David A. Price interviews Ulrike Malmendier, “On law versus economics, the long-term effects of inflation, and the remembrance of crises past” (Econ Focus: Federal Reserve Bank of Richmond, First/Second Quarter 2024, pp. 22-26). One theme of the interview is Malmendier’s recent work which emphasizes that living through a salient event can leave a lasting mark.
I mentioned how my early life path was influenced by my dad experiencing World War II and how everything can get destroyed — the house gets destroyed, you lose all your possessions and savings, and maybe your country’s currency isn’t worth anything anymore. One way of looking at the effects of this is simply in terms of information: After such an experience, you have new data about what can happen. That’s the traditional economic view. But I’d argue that there’s an element beyond the intellectual. When it’s your own life, you tend to put a lot of weight on what has happened to you. You’re pushed toward overweighing outcomes that have happened to you. I first worked on that in the context of the stock market, with a paper Stefan Nagel and I wrote on Depression babies in the U.S. We showed that people who experience big crashes of the stock market tend to shy away for years and decades from investing anything in the stock markets.
How might this experience of overweighting the past be playing out since the pandemic? One possibility is in how younger people, who had not previously experienced inflation, think about inflation.
For starters, look at inflation, which started creeping up since 2021, and then in 2022 you were getting close to the double digits. There was such a sharp contrast between the long period of the Great Moderation and all of a sudden that price shock kicking in. For older people, who have seen high inflation before in the ’80s or even the ’70s, I’m predicting they’re just taking that into the average of the long period of low inflation since the early 1980s and of their experience of high inflation in the 1970s and early 1980s. Given their long history of experiences, the new spike does not get too much weight. It just goes up a bit.

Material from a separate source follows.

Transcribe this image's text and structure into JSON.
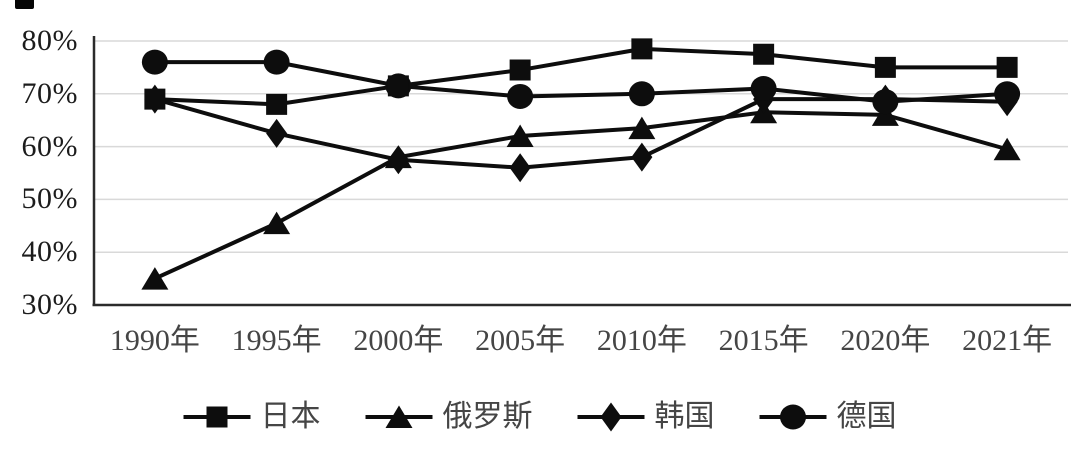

But for young people in the United States who basically had seen no inflation at all outside of textbooks, it’s a different story. All of their life before they had experienced very low inflation, and then all of a sudden there’s the spike. Initially, then, they might be a little slow to react. But if the spike in inflation lasts long enough — it isn’t just a two-month blip — they realize, whoa, the world I live in is different than the world I thought I was living in, where high inflation happens only in textbooks. So the weight they put on that experience increases and can in fact end up being much higher than for older generations because the new experience makes up a much larger part of their lives after it has happened for two years or so.
Another possibility relates to the question of why worker who were willing to come into the office five days every week have now become unwilling to do so.
One area where I do expect big experience effects from recent years is living through the COVID-19 crisis and many of us being relegated to working from home. I do expect there to be a lasting change in how we view the value of social interaction, the value of working from home versus working at your workplace. The leadership here at the Haas School of Business, where I am right now, is encountering exactly this issue. They wonder why the same people who were happily coming in five days a week before COVID absolutely refuse to do so now. It’s clearly an experience that has changed people. In the classical economic model, you would just talk about the information obtained from that experience and maybe the setup cost of learning Zoom. But that can’t explain everything. We knew the length of our commutes before COVID.
And yet, personally experiencing what remote work and cutting out your commute means for your personal life makes an enormous difference. You have to experience it first, not because of lack of information, not because you cannot add and subtract hours spent in the car versus not, but because it just enters your decision-making differently if you have physically experienced it.
In current work, Malmendier is looking at how the experience of being a CEO through a period of corporate success or failure leaves a mark on that person–and finds that being CEO during a period of corporate turmoil can literally take years off a person’s life. In a past essay back in 2015 for the Journal of Economic Perspectives (where I work as Managing Editor), Malmendier (with Geoffrey Tate) “Behavioral CEOs: The Role of Managerial Overconfidence.” Although she was not emphasizing the theme of how past experiences affect current judgments at the time, it seems obvious to wonder if those who have the past record to end up as CEOs may develop an inflated opinion of their own judgment and skills as they move forward.